Route to the Top- Renault CFO Clotilde Delbos

Clotilde Delbos, CFO of the French auto giant, reveals her career path in heavy industry and discusses private equity owners, personal values and the importance of thinking globally.

I’ve always been attracted to everything that is not only French. I travelled a lot when I was a kid with my parents, so after school I didn’t want to start working in France because I was too afraid that if I started working in my home country, I would work all my life in France.

I moved to California after studying accounting at business school in Lyon. I started working with a Californian company which was a subsidiary of French industrial alternators group Leroy-Somer, which was bought by US group Emerson Electric.

An internationalist perspective has dictated all the choices in my career. When Emerson Electric acquired Leroy-Somer it only wanted to take the customer portfolio and the inventories of the business I was in. After two years there I went back to France, joining PwC in Paris.
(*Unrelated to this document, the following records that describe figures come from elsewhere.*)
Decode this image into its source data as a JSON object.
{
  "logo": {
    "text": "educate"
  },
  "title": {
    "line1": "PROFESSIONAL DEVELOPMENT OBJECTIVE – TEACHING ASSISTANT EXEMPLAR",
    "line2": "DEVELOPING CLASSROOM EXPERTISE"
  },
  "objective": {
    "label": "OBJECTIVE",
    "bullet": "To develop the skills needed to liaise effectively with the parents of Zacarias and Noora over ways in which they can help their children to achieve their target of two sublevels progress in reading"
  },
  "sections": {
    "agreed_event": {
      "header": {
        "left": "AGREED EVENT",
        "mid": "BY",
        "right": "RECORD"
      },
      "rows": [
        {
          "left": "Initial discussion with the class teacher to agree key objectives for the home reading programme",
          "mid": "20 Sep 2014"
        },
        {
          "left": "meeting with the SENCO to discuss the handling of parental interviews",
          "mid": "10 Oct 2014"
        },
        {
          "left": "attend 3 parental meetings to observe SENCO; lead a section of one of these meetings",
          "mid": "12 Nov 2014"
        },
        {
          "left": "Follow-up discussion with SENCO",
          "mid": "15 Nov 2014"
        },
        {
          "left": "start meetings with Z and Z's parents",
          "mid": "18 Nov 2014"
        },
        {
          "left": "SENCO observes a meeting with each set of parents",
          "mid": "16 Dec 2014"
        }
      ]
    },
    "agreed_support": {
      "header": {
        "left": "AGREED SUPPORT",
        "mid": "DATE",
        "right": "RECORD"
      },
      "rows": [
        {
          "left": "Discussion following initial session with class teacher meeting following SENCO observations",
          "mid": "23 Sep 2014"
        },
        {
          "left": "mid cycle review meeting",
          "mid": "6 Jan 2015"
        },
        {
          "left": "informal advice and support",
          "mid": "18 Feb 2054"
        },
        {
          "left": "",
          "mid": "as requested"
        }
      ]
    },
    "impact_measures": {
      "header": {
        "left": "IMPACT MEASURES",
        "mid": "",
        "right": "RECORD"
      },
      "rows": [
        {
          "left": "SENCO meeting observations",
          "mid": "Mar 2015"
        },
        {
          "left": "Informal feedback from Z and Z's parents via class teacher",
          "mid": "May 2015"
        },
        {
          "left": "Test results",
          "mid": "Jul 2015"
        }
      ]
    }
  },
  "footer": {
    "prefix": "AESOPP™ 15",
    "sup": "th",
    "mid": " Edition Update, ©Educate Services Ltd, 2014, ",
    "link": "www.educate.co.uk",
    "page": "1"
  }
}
But I left the firm because I wanted something that was more international- at the time when I was in PwC it was too French-focused.

I was headhunted by French aluminium group Pechiney, which at the time was a huge, worldwide company, with a very diverse portfolio. They had just sold a nuclear business, but still had many businesses. Then it was bought out by Alcan in 2003, which in turn was acquired by Rio Tinto in 2007 and the division I was in Alcan Engineered Products was spun off in 2011 into a business owned by private equity house Apollo.

The speed at which decisions can be made was the biggest change. In private equity decisions are made based on quite detailed information. There is extremely regular contact between the shareholder and management, and indeed in order to answer those questions we had to put in place quite a lot of reporting, systems and a very different way of looking at financial information than a traditional owner would do.

What I learned there was how to implement things quickly, which is not always the case in a big group. That’s something I am trying to do at Renault. But it’s not always easy. Because I’ve been working with Anglo Saxon companies for 10 years- between Alcan, Rio Tinto and Apollo (the PE house) where management is clearly different to the French way, I have tried to apply some of these elements at Renault since I joined seven years ago.

The private equity environment is very enriching in some ways, less in others. The values of a PE environment are not exactly in line with my own values. I have worked with heavy industry since I started my career because I like the long-term strategy, I like long term goals and working on a vision of something.

With private equity the vision is very easy- make money fast. Everything they are doing is building a strategy to get the return, which is slightly different. Though you should always have that in mind for your shareholders in any company, it’s a different way of managing a company in my view.

My primary motivation for coming to Renault was to work for a company not owned by private equity, the second to go to a big logo company. That’s why Renault was interesting because it was not only Renault- it was the Alliance which I was entering. I didn’t want to go to a French-only company, the Alliance is a lot more than that. The third point is that heavy industry is my roots, so I wanted to continue in this space.